Integral is a pure fun (HELP)!

Answer 1

\[\int\limits \frac{ x^2 }{ (1+x^2)^2 }dx\]

Answer 2

@rvc

Answer 3

any hint?

Answer 4

I would guess it has something to do woth arctan

Answer 5

with*

Answer 6

@IrishBoy123 ?

Answer 7

\[\large \int \frac{x^2 \color{red}{+1-1}}{(x^2+1)^2}dx\] -My first guess.
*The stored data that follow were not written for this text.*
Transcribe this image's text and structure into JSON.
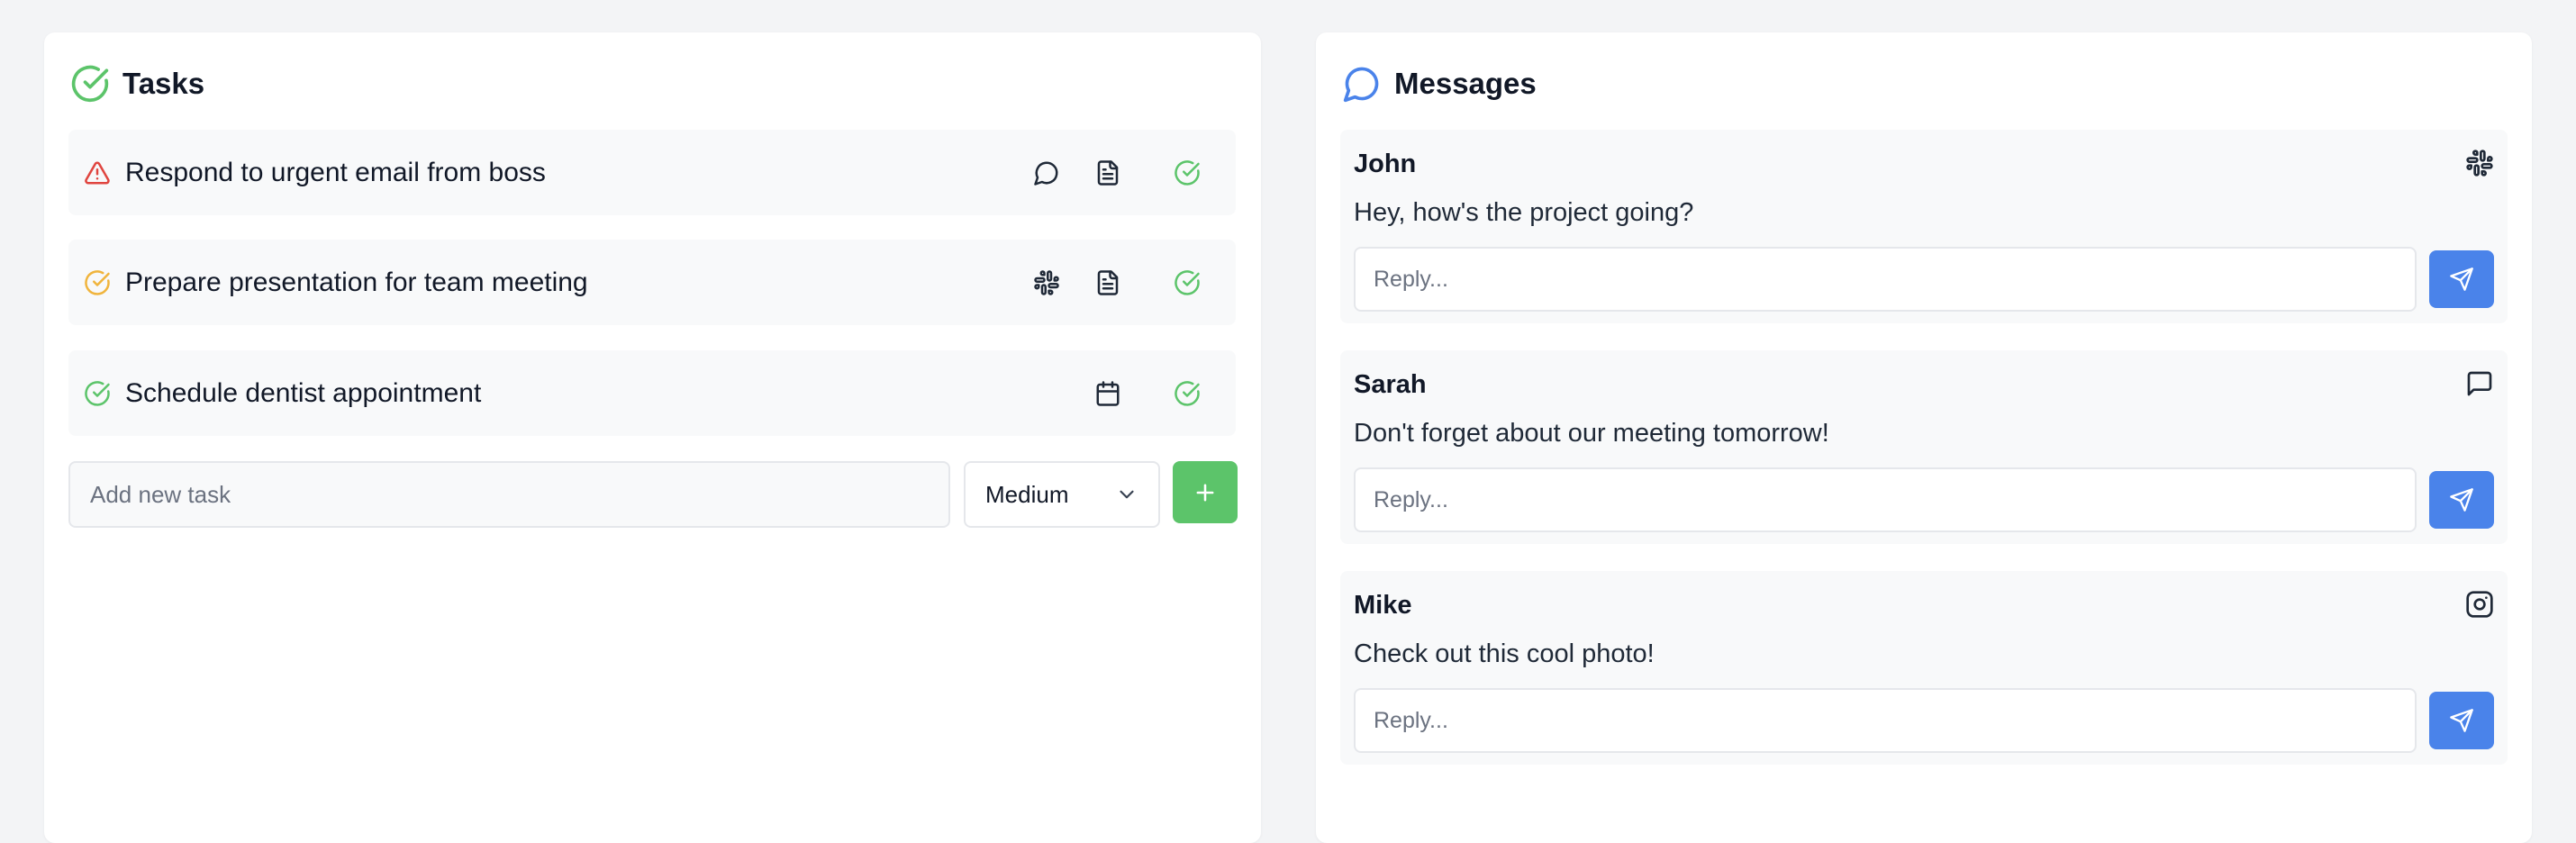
{
  "colors": {
    "background": "#f3f4f6",
    "panel": "#ffffff",
    "row": "#f8f9fa",
    "success": "#5cc46a",
    "warning": "#f0b43c",
    "danger": "#e0453f",
    "primary": "#4a83ea"
  },
  "tasks_panel": {
    "title": "Tasks",
    "icon": "check-circle-icon",
    "tasks": [
      {
        "text": "Respond to urgent email from boss",
        "priority_icon": "alert-triangle-icon",
        "source_icons": [
          "chat-bubble-icon",
          "document-icon"
        ],
        "complete_icon": "check-circle-icon"
      },
      {
        "text": "Prepare presentation for team meeting",
        "priority_icon": "check-circle-icon",
        "source_icons": [
          "slack-icon",
          "document-icon"
        ],
        "complete_icon": "check-circle-icon"
      },
      {
        "text": "Schedule dentist appointment",
        "priority_icon": "check-circle-icon",
        "source_icons": [
          "calendar-icon"
        ],
        "complete_icon": "check-circle-icon"
      }
    ],
    "new_task": {
      "placeholder": "Add new task",
      "priority_selected": "Medium",
      "add_icon": "plus-icon"
    }
  },
  "messages_panel": {
    "title": "Messages",
    "icon": "chat-bubble-icon",
    "messages": [
      {
        "sender": "John",
        "text": "Hey, how's the project going?",
        "source_icon": "slack-icon",
        "reply_placeholder": "Reply..."
      },
      {
        "sender": "Sarah",
        "text": "Don't forget about our meeting tomorrow!",
        "source_icon": "message-square-icon",
        "reply_placeholder": "Reply..."
      },
      {
        "sender": "Mike",
        "text": "Check out this cool photo!",
        "source_icon": "instagram-icon",
        "reply_placeholder": "Reply..."
      }
    ],
    "send_icon": "send-icon"
  }
}
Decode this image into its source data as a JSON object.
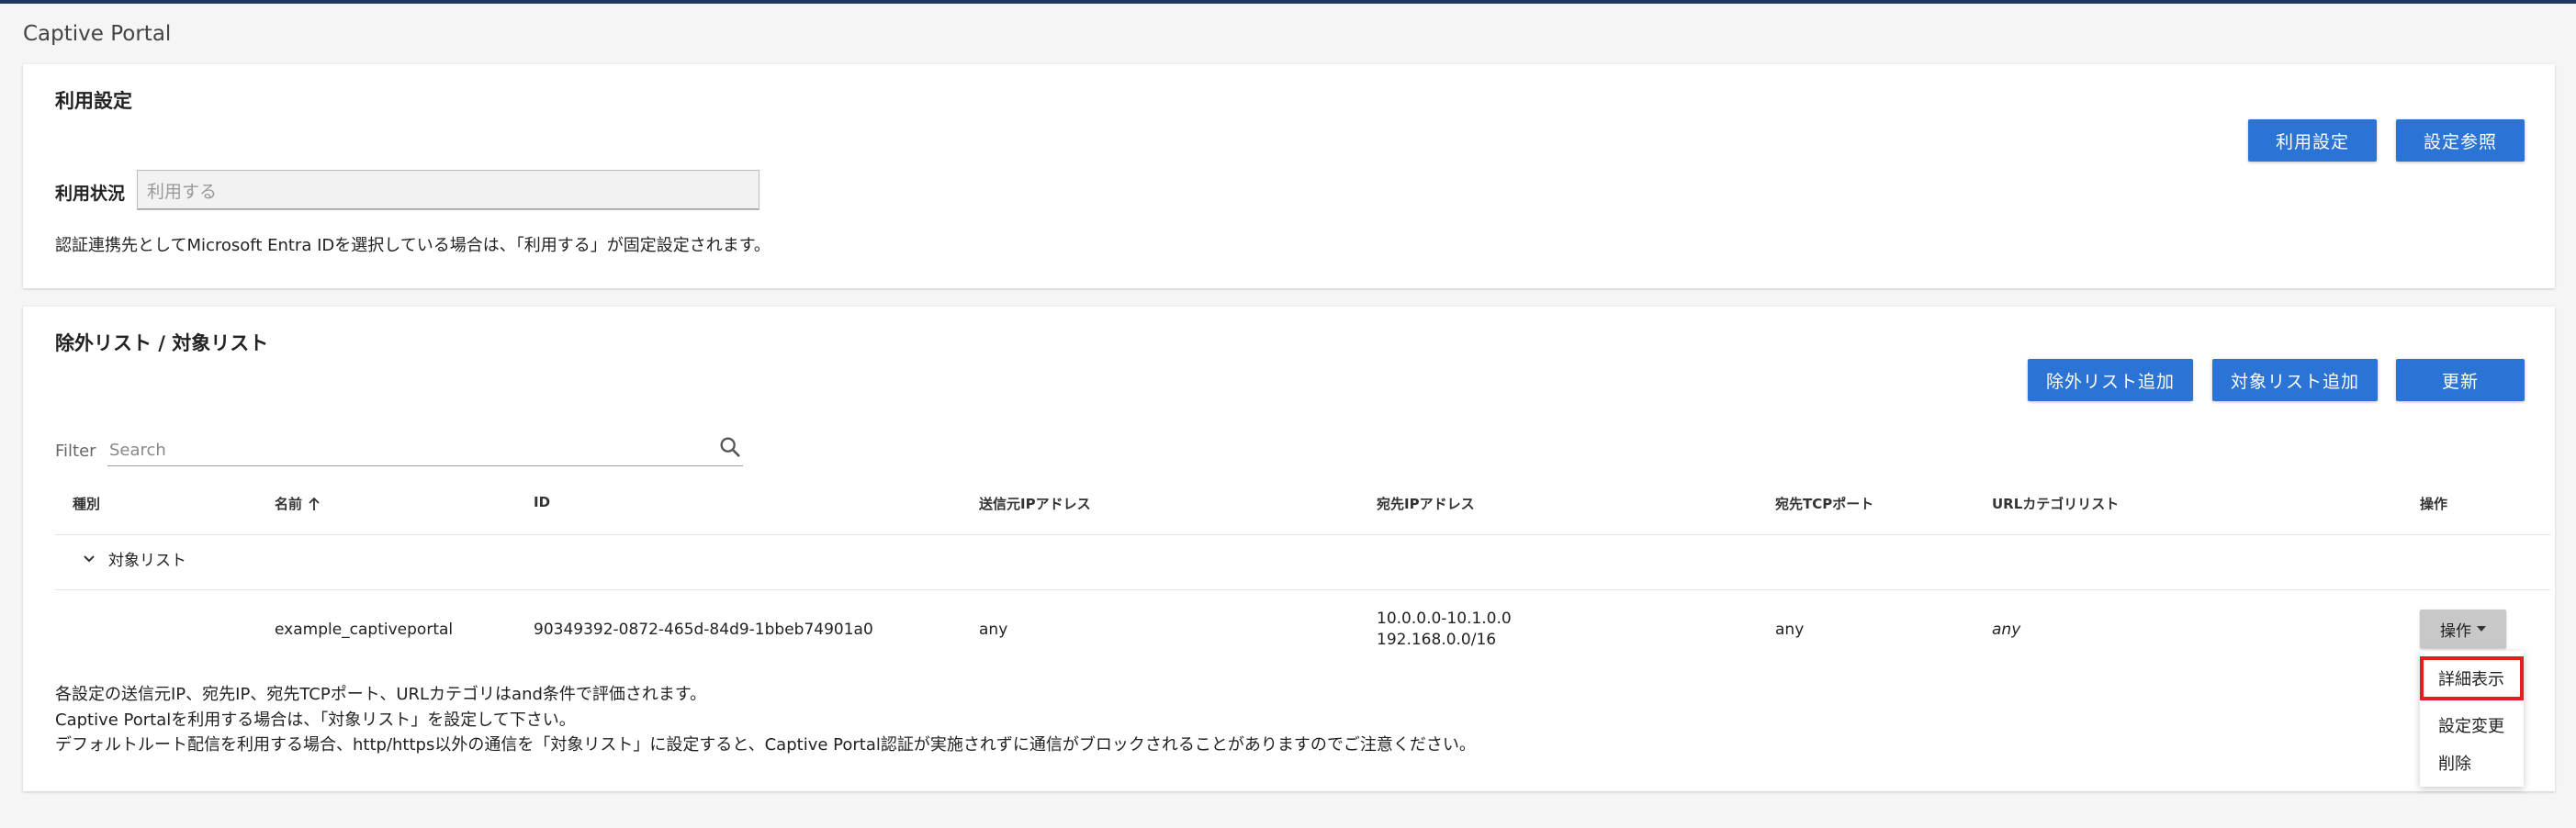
{
  "app": {
    "title": "Captive Portal"
  },
  "usage_section": {
    "title": "利用設定",
    "buttons": {
      "usage_setting": "利用設定",
      "view_settings": "設定参照"
    },
    "status_label": "利用状況",
    "status_value": "利用する",
    "note": "認証連携先としてMicrosoft Entra IDを選択している場合は、「利用する」が固定設定されます。"
  },
  "list_section": {
    "title": "除外リスト / 対象リスト",
    "buttons": {
      "add_exclusion": "除外リスト追加",
      "add_target": "対象リスト追加",
      "refresh": "更新"
    },
    "filter_label": "Filter",
    "search_placeholder": "Search",
    "columns": {
      "type": "種別",
      "name": "名前",
      "id": "ID",
      "src_ip": "送信元IPアドレス",
      "dst_ip": "宛先IPアドレス",
      "dst_tcp_port": "宛先TCPポート",
      "url_category_list": "URLカテゴリリスト",
      "actions": "操作"
    },
    "group": {
      "label": "対象リスト"
    },
    "rows": [
      {
        "type": "",
        "name": "example_captiveportal",
        "id": "90349392-0872-465d-84d9-1bbeb74901a0",
        "src_ip": "any",
        "dst_ip": [
          "10.0.0.0-10.1.0.0",
          "192.168.0.0/16"
        ],
        "dst_tcp_port": "any",
        "url_category_list": "any",
        "action_label": "操作"
      }
    ],
    "action_menu": [
      "詳細表示",
      "設定変更",
      "削除"
    ],
    "notes": [
      "各設定の送信元IP、宛先IP、宛先TCPポート、URLカテゴリはand条件で評価されます。",
      "Captive Portalを利用する場合は、「対象リスト」を設定して下さい。",
      "デフォルトルート配信を利用する場合、http/https以外の通信を「対象リスト」に設定すると、Captive Portal認証が実施されずに通信がブロックされることがありますのでご注意ください。"
    ]
  },
  "colors": {
    "primary": "#2b74d6",
    "highlight": "#e51c23",
    "topbar": "#1f3a60"
  }
}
Second guess would be partial fractions maybe?

Answer 8

I've tried that

Answer 9

same @Snuffleupagas i thought
well i think it would be more easy if at all it had e^x

Answer 10

x = tan theta and then a trig switch via double angle formula

Answer 11

\[x=\tan(\theta)~,~ dx = \sec^2(\theta)d\theta\ \]\[\int \frac{\tan^2(\theta)}{(\tan^2(\theta)+1)^2}\cdot \sec^2(\theta)d\theta\ \]\[\color{red}{\tan^2(\theta)+1=\sec^2(\theta)}\]\[\int \frac{\tan^2(\theta)}{(\sec(\theta))^4} \cdot \sec^2(\theta) d\theta\ \]

Answer 12

I see how @IrishBoy123 spotted the trig sub, he saw \[\int \left(\color{blue}{\frac{x}{x^2+1}}\right)^2dx\] which relates to \(\color{blue}{\tan^{-1}(\theta)}\)

Answer 13

idk guys I don't see a way out here

Answer 14

hmmm

Answer 15

Don't give up! Work off of whats here :)

\(\color{blue}{\text{Originally Posted by}}\) @Snuffleupagas
\[x=\tan(\theta)~,~ dx = \sec^2(\theta)d\theta\ \]\[\int \frac{\tan^2(\theta)}{(\tan^2(\theta)+1)^2}\cdot \sec^2(\theta)d\theta\ \]\[\color{red}{\tan^2(\theta)+1=\sec^2(\theta)}\]\[\int \frac{\tan^2(\theta)}{(\sec(\theta))^4} \cdot \sec^2(\theta) d\theta\ \]
\(\color{blue}{\text{End of Quote}}\)

Answer 16

yep
u will get \[\int\limits \sin^2\theta\ d \theta\]

Answer 17

Remember, \(\tan^2(\theta) = \sec^2(\theta) - 1\)

Answer 18

\[\large \int \frac{\sec^2(\theta)-1}{\sec^2(\theta)}d\theta\]\[\large \int \left[\frac{\sec^2(\theta)}{\sec^2(\theta)} -\frac{1}{\sec^2(\theta)}\right]d\theta\]

Answer 19

I think I got that!

Answer 20

Congrats !!

Answer 21

Great :D Give that medal to @IrishBoy123 for dropping by a care package :)

Answer 22

Thank you all for your patience !

Answer 23

you've opened my eyes!